24.09.2025 – 07:00 UhrLesedauer: 4 Min.

Solaranlage auf dem Dach: Warum ist die Einspeisevergütung eigentlich so niedrig? (Quelle: Halfpoint/t-online)

Jeden Tag beantwortet ein Experte aus der t-online-Ratgeberredaktion eine Leserfrage rund ums Geld. Heute geht es um die Einspeisevergütung.

Wer eine Solaranlage auf dem Dach hat und den erzeugten Strom nicht vollständig verbraucht, kann den Überschuss ins öffentliche Netz einspeisen. Dafür gibt es eine feste Einspeisevergütung. Dabei fällt dem einen oder anderen vielleicht auf: Sie speisen Solarstrom für wenige Cent pro Kilowattstunde ins Netz ein – zahlen aber selbst das Vier- bis Fünffache, wenn Sie Strom aus der Steckdose beziehen. Wie kann das sein? Das hat ein t-online-Leser die Redaktion auch gefragt.

Wenn Sie Strom ins Netz einspeisen, erhalten Sie eine staatlich festgelegte Einspeisevergütung. Seit August 2025 liegt diese bei 7,86 Cent pro Kilowattstunde (kWh) für Anlagen bis zu 10 Kilowatt (kW). Ende Januar 2026 wird die Vergütung erneut sinken; die genaue Höhe bestimmt im Vorfeld die Bundesnetzagentur. Die Vergütung bleibt ab der Installation der Anlage für 20 Jahre garantiert gleich.
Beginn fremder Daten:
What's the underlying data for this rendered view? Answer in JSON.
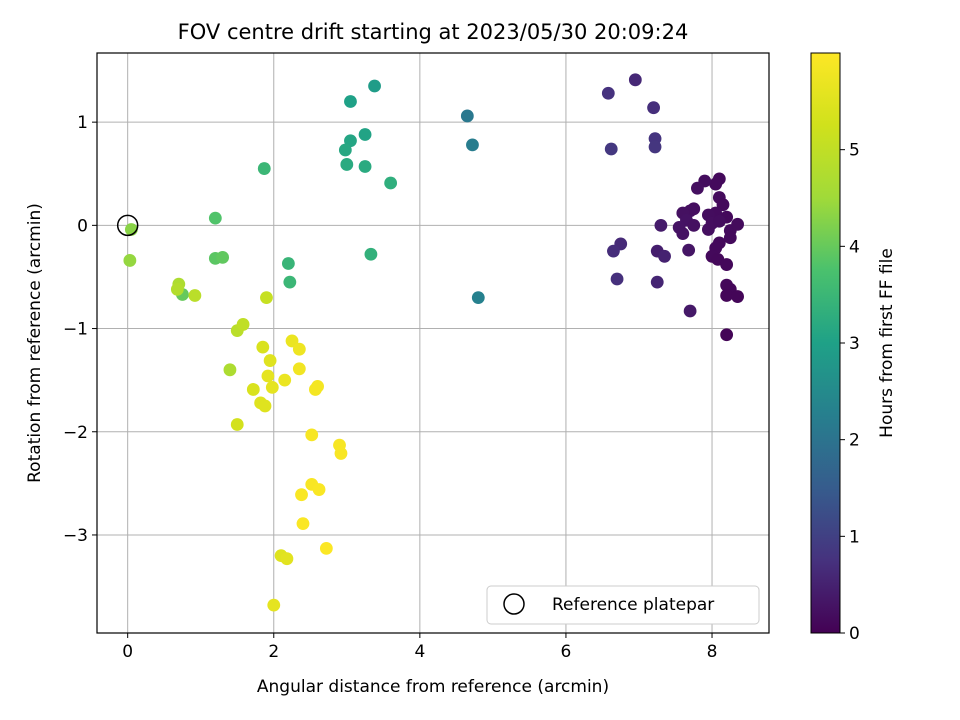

Die Einspeisevergütung ist eine Förderung. Ihre Höhe wurde also politisch bestimmt und orientiert sich nicht an Marktpreisen. In den 2000er-Jahren war diese Förderung bewusst sehr hoch (z. T. über 50 Cent/kWh), um den Kauf der Anlage möglichst attraktiv zu machen und Käufer zu überzeugen, dass sie ihre Anlage durch die Einspeisevergütung refinanzieren könnten. Zu dieser Zeit waren PV-Anlagen deutlich teurer als heute. Das ist auch ein Grund, weshalb die Vergütung heute niedriger ausfällt: Die Anlagen sind günstiger geworden und lassen sich dadurch schneller refinanzieren. Es ist heutzutage fast schon möglich, allein mit den marktüblichen Preisen an der Strombörse eine PV-Anlage zu refinanzieren. Deshalb möchte die Bundesregierung die Subvention schrittweise auslaufen lassen.
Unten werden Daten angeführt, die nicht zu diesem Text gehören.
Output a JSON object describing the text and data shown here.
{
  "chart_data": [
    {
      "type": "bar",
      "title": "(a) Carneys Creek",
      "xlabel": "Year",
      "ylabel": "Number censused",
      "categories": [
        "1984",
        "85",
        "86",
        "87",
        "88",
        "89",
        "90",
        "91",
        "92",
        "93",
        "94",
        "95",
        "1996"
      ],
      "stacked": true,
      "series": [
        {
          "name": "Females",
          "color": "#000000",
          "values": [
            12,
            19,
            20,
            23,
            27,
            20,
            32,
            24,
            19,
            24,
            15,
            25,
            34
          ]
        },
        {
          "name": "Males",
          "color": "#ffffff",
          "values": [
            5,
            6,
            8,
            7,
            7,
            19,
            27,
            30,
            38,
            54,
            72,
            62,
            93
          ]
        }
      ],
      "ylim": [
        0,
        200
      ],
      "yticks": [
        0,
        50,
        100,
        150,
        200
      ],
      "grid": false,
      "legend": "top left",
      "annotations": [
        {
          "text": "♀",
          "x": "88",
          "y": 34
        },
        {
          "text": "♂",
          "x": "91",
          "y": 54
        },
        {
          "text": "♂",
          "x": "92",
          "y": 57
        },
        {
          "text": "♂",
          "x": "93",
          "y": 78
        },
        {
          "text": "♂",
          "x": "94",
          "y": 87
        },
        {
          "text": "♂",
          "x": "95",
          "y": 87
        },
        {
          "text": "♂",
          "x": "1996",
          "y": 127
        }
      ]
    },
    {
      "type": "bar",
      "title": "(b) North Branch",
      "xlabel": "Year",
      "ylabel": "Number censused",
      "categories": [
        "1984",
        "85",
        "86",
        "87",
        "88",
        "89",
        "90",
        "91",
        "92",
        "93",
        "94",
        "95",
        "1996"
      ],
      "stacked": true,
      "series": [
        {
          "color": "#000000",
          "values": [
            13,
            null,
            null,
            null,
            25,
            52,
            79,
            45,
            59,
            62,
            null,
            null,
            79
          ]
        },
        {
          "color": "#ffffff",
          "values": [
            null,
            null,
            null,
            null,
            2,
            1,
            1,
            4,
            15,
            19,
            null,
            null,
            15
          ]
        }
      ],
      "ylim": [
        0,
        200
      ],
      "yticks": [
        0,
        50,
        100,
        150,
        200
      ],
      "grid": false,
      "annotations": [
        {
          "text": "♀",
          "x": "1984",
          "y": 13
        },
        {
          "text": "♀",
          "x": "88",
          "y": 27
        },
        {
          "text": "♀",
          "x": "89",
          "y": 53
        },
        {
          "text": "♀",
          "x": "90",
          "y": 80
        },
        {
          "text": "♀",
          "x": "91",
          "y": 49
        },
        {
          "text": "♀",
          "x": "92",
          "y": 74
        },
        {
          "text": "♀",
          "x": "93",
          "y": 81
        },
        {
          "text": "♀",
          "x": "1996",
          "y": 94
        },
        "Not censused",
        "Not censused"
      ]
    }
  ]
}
Der Strompreis für Haushalte setzt sich aber ganz anders zusammen und wird hauptsächlich durch den Markt bestimmt. Sie bezahlen nicht nur für die Erzeugung und Beschaffung des Stroms, sondern auch Steuern, Abgaben, Umlagen und Netzentgelte. Dabei macht der Einkaufspreis des Stroms nicht einmal annähernd den größten Anteil aus:

Das bedeutet: Wenn Sie 30 bis 40 Cent pro Kilowattstunde für den Strom aus der Steckdose zahlen, bleiben beim Energieversorger in der Regel nur 10 bis 12 Cent für Einkauf, Risiko durch Preisschwankungen und Gewinn. Die Differenz zur Einspeisevergütung entsteht also nicht etwa durch eine riesige Marge, sondern durch die vielen zusätzlichen Kosten, die beim Stromverkauf anfallen – welche Sie als einspeisende Partei aber nicht tragen müssen.
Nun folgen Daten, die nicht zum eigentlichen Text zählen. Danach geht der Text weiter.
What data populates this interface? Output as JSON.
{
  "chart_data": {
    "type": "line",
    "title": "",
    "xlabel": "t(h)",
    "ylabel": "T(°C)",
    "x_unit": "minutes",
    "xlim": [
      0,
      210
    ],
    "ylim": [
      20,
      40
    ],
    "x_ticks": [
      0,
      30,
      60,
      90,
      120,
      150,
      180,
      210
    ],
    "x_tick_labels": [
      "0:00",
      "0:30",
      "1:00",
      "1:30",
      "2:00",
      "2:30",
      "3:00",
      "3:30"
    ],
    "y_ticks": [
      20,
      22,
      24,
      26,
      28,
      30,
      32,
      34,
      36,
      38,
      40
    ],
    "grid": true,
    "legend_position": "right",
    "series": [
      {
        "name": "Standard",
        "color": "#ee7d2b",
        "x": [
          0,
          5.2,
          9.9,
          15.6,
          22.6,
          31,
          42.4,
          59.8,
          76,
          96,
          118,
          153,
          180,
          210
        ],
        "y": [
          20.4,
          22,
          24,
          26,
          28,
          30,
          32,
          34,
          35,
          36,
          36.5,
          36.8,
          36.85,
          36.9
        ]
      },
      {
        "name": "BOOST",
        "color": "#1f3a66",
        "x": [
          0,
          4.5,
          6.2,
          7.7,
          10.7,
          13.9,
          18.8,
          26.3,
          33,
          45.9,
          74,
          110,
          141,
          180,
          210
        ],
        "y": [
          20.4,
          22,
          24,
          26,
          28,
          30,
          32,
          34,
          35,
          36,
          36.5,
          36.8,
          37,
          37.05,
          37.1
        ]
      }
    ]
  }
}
Außerdem bekommen Besitzer einer Solaranlage die Einspeisevergütung immer, ganz unabhängig davon, ob sie diesen Preis auch an der Strombörse bekommen würden. Die Preise im Großhandel schwanken stattdessen, je nachdem, wie viel Strom gerade zur Verfügung steht und wie teuer es ist, ihn zu erzeugen. Die Erzeugung von erneuerbarem Strom ist günstiger als die Erzeugung von Strom aus Gas oder Kohle.